Of course, I had a decent weapon myself. The alien had come to the party with a Beretta 92F, the basic Italian Stallion stopper adopted, with some slight mods, by the U.S. military as the M9.
“I’d say it’s more like a standoff,” I told Frenchie. “If anything, I have a height advantage.”
“If your gun were loaded, I might agree.”
Was the gun a little on the light side? Did it feel empty?
“Go ahead and take a shot,” said the Frenchman. “Go ahead.”
I’m standing across the room from a guy with a MAC-10 who’s daring me to shoot him. There was only one thing to do—dive to the ground while squeezing the trigger as many times as possible, landing next to one of my own weapons and scooping it up in case he wasn’t lying.
A grea
t plan. Unfortunately, the man with the MAC decided to demonstrate that his weapon was loaded. He sent my weapons sailing well out of reach, and I was lucky to stop short of his gunfire.
For the record, he hadn’t been lying; my gun was empty.
Doom on me.
“This way, stepping around the guns and the body, please. There were thirty rounds when I started, yes. I’d say I have more than half left, wouldn’t you?”
Probably more, but what’s a few hunks of lead between friends, right?
“What’d you do, Pierre?” I asked. “Kill somebody about your age and size so the Frenchies wouldn’t come looking for you?”
“You’re not as dumb as your books make you out to be,” he said.
Ouch.
“I saw your apartment back in Virginia,” I told him, walking out as he directed. I glanced at the folks behind the glass, back to hoping they had working cell phones. “And the pictures in the apartment in Paris. If I were you I’d start shopping for a new decorator.”

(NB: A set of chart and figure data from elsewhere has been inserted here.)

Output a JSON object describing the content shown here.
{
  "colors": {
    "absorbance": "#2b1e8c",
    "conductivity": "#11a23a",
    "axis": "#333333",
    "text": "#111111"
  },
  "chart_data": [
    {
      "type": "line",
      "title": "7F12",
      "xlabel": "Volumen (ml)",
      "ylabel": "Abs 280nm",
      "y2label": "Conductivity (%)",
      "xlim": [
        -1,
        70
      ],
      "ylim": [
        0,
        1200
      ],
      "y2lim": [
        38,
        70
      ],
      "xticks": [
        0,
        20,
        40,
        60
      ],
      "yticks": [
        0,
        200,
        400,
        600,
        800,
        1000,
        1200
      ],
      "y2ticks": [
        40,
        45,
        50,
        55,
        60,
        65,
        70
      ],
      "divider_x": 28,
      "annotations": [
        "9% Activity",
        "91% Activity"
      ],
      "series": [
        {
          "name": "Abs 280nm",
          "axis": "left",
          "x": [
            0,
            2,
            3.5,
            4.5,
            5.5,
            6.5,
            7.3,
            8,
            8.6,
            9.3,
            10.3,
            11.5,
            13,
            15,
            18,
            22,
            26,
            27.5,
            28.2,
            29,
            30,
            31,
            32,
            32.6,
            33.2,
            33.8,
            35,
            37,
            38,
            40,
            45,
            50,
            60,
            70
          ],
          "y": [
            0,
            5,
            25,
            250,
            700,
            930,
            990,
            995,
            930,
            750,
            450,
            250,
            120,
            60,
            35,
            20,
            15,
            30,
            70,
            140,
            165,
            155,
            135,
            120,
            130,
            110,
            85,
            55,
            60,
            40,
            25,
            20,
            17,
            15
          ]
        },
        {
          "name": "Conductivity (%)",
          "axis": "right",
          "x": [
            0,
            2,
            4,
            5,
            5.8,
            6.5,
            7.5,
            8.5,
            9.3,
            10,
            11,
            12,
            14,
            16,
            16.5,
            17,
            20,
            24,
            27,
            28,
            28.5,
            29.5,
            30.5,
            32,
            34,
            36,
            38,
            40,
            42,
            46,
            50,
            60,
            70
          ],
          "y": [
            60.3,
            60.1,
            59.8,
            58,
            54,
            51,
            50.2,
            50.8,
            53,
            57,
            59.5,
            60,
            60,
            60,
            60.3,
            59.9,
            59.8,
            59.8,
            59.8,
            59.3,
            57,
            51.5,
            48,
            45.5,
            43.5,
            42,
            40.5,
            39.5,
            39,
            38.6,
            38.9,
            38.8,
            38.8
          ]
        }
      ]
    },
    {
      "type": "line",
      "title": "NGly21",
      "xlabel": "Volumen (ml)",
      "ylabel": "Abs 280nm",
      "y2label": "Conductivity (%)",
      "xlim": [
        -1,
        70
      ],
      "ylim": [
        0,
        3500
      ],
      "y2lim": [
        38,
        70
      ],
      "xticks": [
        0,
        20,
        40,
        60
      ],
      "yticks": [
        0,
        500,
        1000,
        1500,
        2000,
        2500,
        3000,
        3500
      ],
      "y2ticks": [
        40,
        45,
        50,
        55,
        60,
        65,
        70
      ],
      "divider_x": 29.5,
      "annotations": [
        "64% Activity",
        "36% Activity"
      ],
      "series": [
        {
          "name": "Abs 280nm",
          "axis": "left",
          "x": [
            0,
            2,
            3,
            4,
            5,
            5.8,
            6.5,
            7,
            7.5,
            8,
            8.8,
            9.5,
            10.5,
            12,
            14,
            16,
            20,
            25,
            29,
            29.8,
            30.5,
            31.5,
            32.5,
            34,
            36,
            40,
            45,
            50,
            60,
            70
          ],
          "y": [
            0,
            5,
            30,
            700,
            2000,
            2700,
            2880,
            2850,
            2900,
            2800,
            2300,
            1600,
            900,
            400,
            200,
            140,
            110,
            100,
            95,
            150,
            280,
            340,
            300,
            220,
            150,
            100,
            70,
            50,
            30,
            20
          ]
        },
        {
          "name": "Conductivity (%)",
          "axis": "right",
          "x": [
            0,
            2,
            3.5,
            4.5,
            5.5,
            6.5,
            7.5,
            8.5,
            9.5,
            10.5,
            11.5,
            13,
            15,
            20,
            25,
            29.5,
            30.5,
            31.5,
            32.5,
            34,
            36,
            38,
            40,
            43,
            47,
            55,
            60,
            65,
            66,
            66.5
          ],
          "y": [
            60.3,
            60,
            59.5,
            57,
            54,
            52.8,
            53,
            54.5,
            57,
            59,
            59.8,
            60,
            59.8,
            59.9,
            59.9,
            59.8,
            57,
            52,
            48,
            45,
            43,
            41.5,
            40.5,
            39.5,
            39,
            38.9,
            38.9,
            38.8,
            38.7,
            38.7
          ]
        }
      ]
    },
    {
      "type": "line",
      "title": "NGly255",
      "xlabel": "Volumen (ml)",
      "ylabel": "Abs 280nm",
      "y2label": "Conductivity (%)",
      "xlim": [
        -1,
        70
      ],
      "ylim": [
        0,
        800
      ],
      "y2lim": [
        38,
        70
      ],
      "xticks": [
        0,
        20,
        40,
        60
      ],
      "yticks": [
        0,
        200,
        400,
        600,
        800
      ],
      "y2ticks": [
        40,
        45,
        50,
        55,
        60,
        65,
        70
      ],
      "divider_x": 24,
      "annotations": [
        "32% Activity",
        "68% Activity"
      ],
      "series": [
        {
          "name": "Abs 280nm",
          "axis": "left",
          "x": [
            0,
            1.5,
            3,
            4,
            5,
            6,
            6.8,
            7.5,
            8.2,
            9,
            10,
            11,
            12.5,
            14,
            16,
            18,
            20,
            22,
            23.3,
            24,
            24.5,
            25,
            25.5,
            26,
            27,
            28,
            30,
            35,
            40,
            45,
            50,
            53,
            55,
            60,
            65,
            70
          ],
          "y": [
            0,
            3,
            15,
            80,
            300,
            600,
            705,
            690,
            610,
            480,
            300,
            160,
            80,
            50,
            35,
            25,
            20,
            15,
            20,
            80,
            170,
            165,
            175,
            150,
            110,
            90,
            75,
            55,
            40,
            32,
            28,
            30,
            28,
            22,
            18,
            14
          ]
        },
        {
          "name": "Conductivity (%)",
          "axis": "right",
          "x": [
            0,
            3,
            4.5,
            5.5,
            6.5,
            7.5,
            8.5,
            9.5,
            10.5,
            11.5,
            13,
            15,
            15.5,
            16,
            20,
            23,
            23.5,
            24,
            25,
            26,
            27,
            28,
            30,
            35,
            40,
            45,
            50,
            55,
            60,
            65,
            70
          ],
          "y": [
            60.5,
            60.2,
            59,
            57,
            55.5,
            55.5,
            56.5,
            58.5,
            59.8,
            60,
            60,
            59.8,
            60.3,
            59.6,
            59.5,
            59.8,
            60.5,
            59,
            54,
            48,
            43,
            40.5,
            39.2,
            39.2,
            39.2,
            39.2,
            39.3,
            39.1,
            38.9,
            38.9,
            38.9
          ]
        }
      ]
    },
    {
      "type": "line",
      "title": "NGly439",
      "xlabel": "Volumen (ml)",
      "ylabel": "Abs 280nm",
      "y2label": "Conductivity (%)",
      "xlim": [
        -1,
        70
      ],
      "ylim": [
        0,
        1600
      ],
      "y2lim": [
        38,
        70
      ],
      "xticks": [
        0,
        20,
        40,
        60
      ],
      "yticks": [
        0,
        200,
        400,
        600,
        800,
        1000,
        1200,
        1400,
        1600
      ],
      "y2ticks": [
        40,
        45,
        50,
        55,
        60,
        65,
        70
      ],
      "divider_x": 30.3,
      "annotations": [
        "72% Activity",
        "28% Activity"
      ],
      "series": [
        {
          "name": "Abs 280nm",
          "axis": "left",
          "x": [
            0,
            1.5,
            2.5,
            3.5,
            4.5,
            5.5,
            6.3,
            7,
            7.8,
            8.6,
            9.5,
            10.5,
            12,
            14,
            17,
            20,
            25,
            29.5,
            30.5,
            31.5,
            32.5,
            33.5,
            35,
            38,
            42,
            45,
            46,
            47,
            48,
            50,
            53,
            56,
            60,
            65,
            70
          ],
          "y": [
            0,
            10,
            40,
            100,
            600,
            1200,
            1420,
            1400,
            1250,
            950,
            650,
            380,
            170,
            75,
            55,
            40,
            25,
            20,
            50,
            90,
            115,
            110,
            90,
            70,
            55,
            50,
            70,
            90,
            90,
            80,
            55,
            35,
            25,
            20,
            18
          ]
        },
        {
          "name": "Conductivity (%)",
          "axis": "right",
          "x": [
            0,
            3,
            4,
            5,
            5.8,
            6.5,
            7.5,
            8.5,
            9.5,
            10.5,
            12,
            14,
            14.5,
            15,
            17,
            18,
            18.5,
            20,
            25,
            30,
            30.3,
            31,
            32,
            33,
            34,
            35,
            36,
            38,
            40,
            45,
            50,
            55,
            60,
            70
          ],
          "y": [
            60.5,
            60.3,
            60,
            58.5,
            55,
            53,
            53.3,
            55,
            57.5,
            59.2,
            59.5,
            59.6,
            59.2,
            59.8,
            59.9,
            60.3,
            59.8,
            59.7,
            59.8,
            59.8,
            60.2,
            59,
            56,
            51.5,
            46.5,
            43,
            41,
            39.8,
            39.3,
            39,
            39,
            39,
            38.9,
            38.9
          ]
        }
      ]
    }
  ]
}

“That was my sister’s handiwork. If it were up to me I would have simply killed you and been done with it.”
“I hope I meet your sister.”
“You will. She’s particularly sadistic.”
“Sounds like my kind of girl.”
“Walk faster,” said Pierre. “Or I’ll simply kill you here.”
He had me go down the hallway to a stairwell where the door had been propped open. I thought as I approached it I might be able to kick the door free, but he closed the distance between us quickly, and it didn’t feel like I could break away cleanly enough to escape being shot. He barked at me to go up. I started climbing the metal steps; this was a utility area and the fancy laser shit and the gee-whiz chrome were noticeably absent. I didn’t have a good schematic of the hotel in my head, and so it seemed to me that I was going upstairs into the areas the Delta boys were sweeping. That wasn’t a bad thing, so on I trudged, until by the sixth or seventh flight I realized I’d miscalculated. We weren’t in the main part of the hotel; we were in the space needle—the opposite end of the complex from my SpecOp buddies.